Mann treibt leblos im Hafenbecken: Es ist der Vermisste aus Wismar

Update, 7. Oktober, 14.35 Uhr: Leiche wurde identifiziert

Die Leiche, die am vergangenen Donnerstag in der Elde in Grabow gefunden wurde, konnte inzwischen zweifelsfrei identifiziert werden. Wie die Polizei am Nachmittag mitteilte, handelt es sich wie vermutet um den 20-jährigen Mann aus Wismar, der bereits seit Ende September als vermisst galt.

Die Ermittlungen zur genauen Todesursache dauern derzeit noch an. Anhaltspunkte für ein Fremdverschulden gebe es nach aktuellem Ermittlungsstand aber nicht, hieß es weiter.

Originalmeldung vom 1. Oktober, 6.48 Uhr

Grabow - Am Donnerstagnachmittag wurde im Hafenbecken der Elde in Grabow (Mecklenburg-Vorpommern) eine Leiche gefunden.

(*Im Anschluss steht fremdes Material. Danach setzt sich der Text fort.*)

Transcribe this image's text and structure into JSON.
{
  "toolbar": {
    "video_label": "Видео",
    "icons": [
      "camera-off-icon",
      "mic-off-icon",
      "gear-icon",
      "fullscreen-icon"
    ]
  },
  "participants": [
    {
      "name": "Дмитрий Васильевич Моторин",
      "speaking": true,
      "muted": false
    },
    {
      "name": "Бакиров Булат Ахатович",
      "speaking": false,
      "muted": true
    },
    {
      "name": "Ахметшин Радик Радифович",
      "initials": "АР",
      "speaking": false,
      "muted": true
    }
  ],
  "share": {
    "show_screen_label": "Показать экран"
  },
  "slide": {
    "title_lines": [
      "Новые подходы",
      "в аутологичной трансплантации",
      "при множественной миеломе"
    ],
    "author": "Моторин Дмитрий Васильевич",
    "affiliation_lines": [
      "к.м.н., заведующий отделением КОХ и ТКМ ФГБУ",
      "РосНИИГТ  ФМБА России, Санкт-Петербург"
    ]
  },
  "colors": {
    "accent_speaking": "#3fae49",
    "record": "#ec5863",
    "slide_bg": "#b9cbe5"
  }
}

Einsatzkräfte der Polizei suchen das Wasser nach Hinweisen ab. (Symbolbild)
Einsatzkräfte der Polizei suchen das Wasser nach Hinweisen ab. (Symbolbild)  © Axel Heimken/dpa

Wie die Polizei am Freitag mitteilte, wurde der Tote gegen 16 Uhr entdeckt. Demnach hatten Paddler, die in Kanus unterwegs waren, den bekleideten Leichnam entdeckt. Die genauen Todesumstände seien aber noch völlig unklar.

Die Staatsanwaltschaft prüft derzeit, ob der Leichnam obduziert werden muss. "Anhaltspunkte für ein Verbrechen gibt es derzeit nicht", hieß es außerdem in der Mitteilung der Polizei.

Auch die Identität des Mannes muss noch untersucht werden. Doch die Beamten äußerten bereits einen konkreten Verdacht: Möglicherweise handelt es sich um einen vermissten Mann aus der Region.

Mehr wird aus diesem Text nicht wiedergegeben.